Team Rand still hopes their guy can run for the senate and for president at the same time. Yet still on the books – and likely to stay there – is that Kentucky law that says he can’t do that.
Oh, the Republicans figured they’d be able to change the law when the General Assembly meets again in January.
All they had to do was flip the Democratic-majority House of Representatives. They talked like they had the election in the bag.
Meanwhile, the GOP-majority state Senate voted to change the law when the legislature got together last January. The measure failed in the Democratic-majority House.
Despite Sen. Mitch McConnell’s romp on Nov. 4, the Democrats held their 54-46 state House edge.So it looks like Team Rand is back to square one.
To be sure, candidates can – and have — run for two offices at the same time in other states. The latest double-dipper was Rep. Paul Ryan, R-Wis. In 2012, he won reelection to the House but lost his bid for vice president.

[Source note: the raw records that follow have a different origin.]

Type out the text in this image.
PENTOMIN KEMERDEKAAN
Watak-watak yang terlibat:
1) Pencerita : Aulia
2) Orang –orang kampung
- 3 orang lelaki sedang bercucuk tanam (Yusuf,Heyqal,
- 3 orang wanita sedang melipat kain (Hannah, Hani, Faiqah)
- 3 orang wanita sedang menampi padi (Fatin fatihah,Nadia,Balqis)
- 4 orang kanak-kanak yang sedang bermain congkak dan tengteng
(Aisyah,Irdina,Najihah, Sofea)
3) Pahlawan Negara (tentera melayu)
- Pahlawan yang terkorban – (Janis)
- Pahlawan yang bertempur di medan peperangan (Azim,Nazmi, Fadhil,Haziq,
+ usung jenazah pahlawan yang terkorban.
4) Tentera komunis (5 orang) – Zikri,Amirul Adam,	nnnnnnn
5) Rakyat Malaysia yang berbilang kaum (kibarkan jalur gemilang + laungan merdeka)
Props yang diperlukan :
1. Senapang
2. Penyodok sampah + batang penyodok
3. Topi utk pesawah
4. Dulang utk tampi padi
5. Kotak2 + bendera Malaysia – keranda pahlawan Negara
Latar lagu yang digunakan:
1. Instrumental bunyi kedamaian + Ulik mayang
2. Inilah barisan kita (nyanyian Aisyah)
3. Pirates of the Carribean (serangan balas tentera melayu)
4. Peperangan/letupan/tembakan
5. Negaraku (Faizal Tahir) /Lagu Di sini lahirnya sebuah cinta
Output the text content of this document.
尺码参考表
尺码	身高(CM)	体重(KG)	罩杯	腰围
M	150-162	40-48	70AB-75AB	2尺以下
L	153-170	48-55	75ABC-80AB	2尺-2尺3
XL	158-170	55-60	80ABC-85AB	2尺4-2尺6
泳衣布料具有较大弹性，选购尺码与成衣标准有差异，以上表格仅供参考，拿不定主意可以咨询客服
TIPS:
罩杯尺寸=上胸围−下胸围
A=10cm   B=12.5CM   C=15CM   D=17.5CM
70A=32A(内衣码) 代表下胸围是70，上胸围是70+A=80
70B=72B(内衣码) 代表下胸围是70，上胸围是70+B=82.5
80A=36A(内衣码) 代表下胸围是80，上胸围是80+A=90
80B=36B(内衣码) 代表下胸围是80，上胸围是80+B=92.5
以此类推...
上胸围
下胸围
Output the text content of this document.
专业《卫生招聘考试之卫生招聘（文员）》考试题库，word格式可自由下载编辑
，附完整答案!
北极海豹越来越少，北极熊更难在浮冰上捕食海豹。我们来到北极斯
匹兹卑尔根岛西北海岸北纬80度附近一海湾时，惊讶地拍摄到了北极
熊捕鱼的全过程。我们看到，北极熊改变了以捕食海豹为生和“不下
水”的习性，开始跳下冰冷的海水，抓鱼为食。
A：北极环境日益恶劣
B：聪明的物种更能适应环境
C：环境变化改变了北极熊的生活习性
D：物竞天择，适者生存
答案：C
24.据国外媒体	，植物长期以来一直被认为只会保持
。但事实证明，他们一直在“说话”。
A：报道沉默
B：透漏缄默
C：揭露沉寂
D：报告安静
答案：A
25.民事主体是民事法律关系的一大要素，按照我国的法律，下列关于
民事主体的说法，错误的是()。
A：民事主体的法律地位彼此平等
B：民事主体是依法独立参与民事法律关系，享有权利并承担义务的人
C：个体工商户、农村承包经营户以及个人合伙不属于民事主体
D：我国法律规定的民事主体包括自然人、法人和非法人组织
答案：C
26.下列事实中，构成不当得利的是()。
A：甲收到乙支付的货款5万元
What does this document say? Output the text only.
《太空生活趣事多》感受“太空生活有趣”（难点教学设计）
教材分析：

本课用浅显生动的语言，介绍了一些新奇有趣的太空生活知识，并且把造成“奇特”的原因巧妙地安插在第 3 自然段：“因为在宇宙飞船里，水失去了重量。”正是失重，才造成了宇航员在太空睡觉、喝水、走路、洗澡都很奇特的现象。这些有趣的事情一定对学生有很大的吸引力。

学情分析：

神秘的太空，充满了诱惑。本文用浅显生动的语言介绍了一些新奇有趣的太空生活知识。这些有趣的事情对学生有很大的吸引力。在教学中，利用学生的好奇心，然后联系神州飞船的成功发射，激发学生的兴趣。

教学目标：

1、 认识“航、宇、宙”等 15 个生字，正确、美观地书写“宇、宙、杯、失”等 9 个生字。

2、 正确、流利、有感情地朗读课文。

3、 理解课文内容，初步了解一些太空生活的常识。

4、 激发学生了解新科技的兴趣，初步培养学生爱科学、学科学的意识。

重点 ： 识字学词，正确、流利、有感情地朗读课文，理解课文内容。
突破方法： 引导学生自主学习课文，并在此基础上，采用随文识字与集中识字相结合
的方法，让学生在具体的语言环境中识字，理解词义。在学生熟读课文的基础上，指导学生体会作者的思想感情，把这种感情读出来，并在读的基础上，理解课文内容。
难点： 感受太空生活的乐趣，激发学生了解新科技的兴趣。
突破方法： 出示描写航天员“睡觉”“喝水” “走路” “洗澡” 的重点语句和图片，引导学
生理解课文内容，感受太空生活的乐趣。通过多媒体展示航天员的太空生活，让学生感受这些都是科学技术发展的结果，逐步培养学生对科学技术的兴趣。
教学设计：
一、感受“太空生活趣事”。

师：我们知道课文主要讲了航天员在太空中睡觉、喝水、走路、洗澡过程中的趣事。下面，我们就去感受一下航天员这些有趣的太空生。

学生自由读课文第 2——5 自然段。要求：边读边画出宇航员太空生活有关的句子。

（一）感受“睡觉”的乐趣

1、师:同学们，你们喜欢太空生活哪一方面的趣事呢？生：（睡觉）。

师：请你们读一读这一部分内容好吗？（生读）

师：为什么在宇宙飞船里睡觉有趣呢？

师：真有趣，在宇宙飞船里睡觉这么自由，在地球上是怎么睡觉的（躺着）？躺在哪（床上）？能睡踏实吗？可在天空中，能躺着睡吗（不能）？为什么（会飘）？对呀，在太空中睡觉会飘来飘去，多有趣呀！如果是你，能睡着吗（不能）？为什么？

Having been thwarted by the Democrats hold in the House, Team Rand is claiming the Kentucky double-dipping ban is unconstitutional. They’ve considered challenging it in court, an interesting prospect considering that Paul professes to be a “states’ rights” guy.
House Speaker Greg Stumbo, D-Prestonsburg, doubts that changing the law to benefit Paul would pass constitutional muster. Such a switch could be considered special legislation, which the state charter forbids, Stumbo has pointed out.
The Speaker has more than a nodding acquaintance with the Kentucky constitution. He was the state attorney general in 2003-2007.
Anyway, the Paul camp has also mulled over skirting the law by calling for Kentucky to change its presidential primary for a caucus system.
That, too, would require the legislature’s approval. The Senate might go for it. But hogs will fly before the House of Stumbo would.
Caucus or no, if Paul became the GOP’s presidential standard bearer, his name still would be on the ballot twice when it counted – on November 8, 2016.
“Sen. Paul needs to make up his mind where he wants to serve,” suggested State Rep. Gerald Watkins of Paducah. “If he has his heart set on running for president he should go for it and not try to run for the U.S. Senate at the same time.”
Watkins is a Democrat. But he hastened to add that what he said about Paul goes for Democrats, too. “Running for two offices at the same time is not fair to the state a politician represents.”
In any event, Paul hasn’t formally said he’s a presidential candidate, but, you know, if it walks like duck. The tea party-tilting, greed-is-a-virtue Ayn Rand fan has been going out of his way to diss Hillary Clinton, the presumptive Democratic nominee.
While Paul’s political future remains uncertain, his record on labor issues could hardly be clearer: he despises unions.
Don’t take my word for it. Check out the AFL-CIO’s Legislative Scorecard. It’s online at http://www.aflcio.org/Legislation-and-Politics/Legislative-Voting-Records. In 2013, Paul voted the union position on bills zero percent of the time. His lifetime score is 4 percent. Soon to be Senate Majority Leader Mitch McConnell’s score was 17 percent in 2013 and 12 percent lifetime.
Paul and McConnell teamed up to sponsor legislation to create a national right to work law.
So for those of us who pack union cards, a Sen. Paul or a President Paul is a lose-lose proposition either way.